The genesis of Ray-Ban Eyewear as we know it took place in 1937, when it was founded by American company, Bausch and Lomb. The pilots who worked for the U.S. Army Air Service were always getting headaches and altitude sickness due to the constant glare of the burning hot sun. Consequently, in 1929, the U.S. Army Air Corps enlisted Bausch and Lomb to create aviator sunglasses that would mitigate these risks and hazards from impeding the missions of the pilots and help preserve the health of their eyes. 7 years later, Bausch and Lomb invented the first of many Ray-Ban Eyewear, the Anti-Glare, which featured plastic frames and green lenses that would prevent the glare of the sun without at all affecting the pilot’s vision. By the next year, the glasses were remodeled with metal frames and relabeled the Ray-Ban Aviator. Bausch and Lomb patented the product and thereafter, launched its eyewear business.
The company soon launched yet more advances to follow up on the success of the Aviator. One such innovation was the Outdoorsman, which improved upon the Aviator with the incorporation of a “sweat bar” that would catch sweat from falling into one’s eyes. But it didn’t stop there. Ray-Ban Eyewear and the industry received another upgrade in the form of gradient lenses, which are lenses that are tinted from the top down, increasing protection from sunlight and glare that are seen overhead, and allowing for clear vision through the bottom halves of the lenses. The Wayfarer was another new style when it debuted in 1952, marking a change in the industry by departing from the wear of traditional thin, metal frames and welcoming the first plastic frames. 1953 saw the release of G-15 green and gray lenses, continuing the theme of Ray-Ban Eyewear as the trendsetter.
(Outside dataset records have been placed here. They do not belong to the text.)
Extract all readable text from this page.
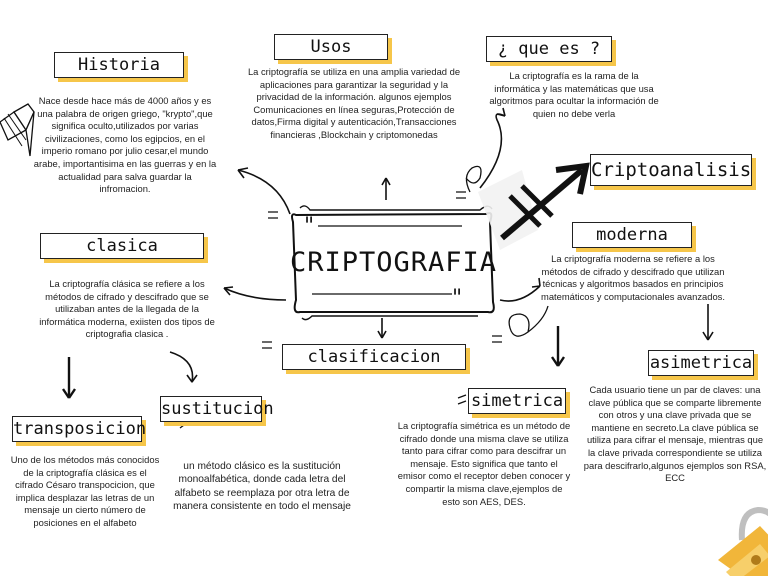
"
"
CRIPTOGRAFIA
Historia
Nace desde hace más de 4000 años y es una palabra de origen griego, "krypto",que significa oculto,utilizados por varias civilizaciones, como los egipcios, en el imperio romano por julio cesar,el mundo arabe, importantisima en las guerras y en la actualidad para salva guardar la infromacion.
Usos
La criptografía se utiliza en una amplia variedad de aplicaciones para garantizar la seguridad y la privacidad de la información. algunos ejemplos Comunicaciones en línea seguras,Protección de datos,Firma digital y autenticación,Transacciones financieras ,Blockchain y criptomonedas
¿ que es ?
La criptografía es la rama de la informática y las matemáticas que usa algoritmos para ocultar la información de quien no debe verla
Criptoanalisis
clasica
La criptografía clásica se refiere a los métodos de cifrado y descifrado que se utilizaban antes de la llegada de la informática moderna, exiisten dos tipos de criptografia clasica .
moderna
La criptografía moderna se refiere a los métodos de cifrado y descifrado que utilizan técnicas y algoritmos basados en principios matemáticos y computacionales avanzados.
clasificacion
sustitucion
un método clásico es la sustitución monoalfabética, donde cada letra del alfabeto se reemplaza por otra letra de manera consistente en todo el mensaje
transposicion
Uno de los métodos más conocidos de la criptografía clásica es el cifrado Césaro transpocicion, que implica desplazar las letras de un mensaje un cierto número de posiciones en el alfabeto
simetrica
La criptografía simétrica es un método de cifrado donde una misma clave se utiliza tanto para cifrar como para descifrar un mensaje. Esto significa que tanto el emisor como el receptor deben conocer y compartir la misma clave,ejemplos de esto son AES, DES.
asimetrica
Cada usuario tiene un par de claves: una clave pública que se comparte libremente con otros y una clave privada que se mantiene en secreto.La clave pública se utiliza para cifrar el mensaje, mientras que la clave privada correspondiente se utiliza para descifrarlo,algunos ejemplos son RSA, ECC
Subsequent decades would find the introduction of yet more styles and their gain of mainstream popularity via celebrity endorsement by big time movie stars like James Dean and Peter Fonda in big budget films. Even famous musicians ranging from Bob Marley to Bob Dylan took part in showing just how fashionable and cool Ray-Ban Eyewear were to wear. Unfortunately, Ray-Ban struggled to maintain its eminence during the 1990s due to competition from new, upstart brands such as Oakley, which gained massive appeal due to its distribution of products that catered to the younger customer demographic. Italian eyewear company Luxottica acquired Ray-Ban at the end of the decade and later also absorbed Oakley into its corporate structure, in 2007. The acquisition of Ray-Ban Eyewear has not stopped its staff from getting their creative juices flowing. Recent years have found yet more innovations in the forms of new series models such as Predators, Inertia, Prophecy, and many others, which feature sleek, wraparound designs that embrace modern touches. This is showcased in the 2013 smash hit move, The Wolf of Wall Street, worn by famous actor, Leonardo DiCaprio, who has stolen hearts all over the world with his good looks and coolness, all of which have been enhanced with Ray-Ban Eyewear model, the RB4147 Boyfriend Sunglasses. Even when faced with setbacks, Ray-Ban has proven that it has been and will always be up-to-date, always searching and hunting for new evolutions in the eyewear industry that will continue to capture the attention and imaginations of people all over the world!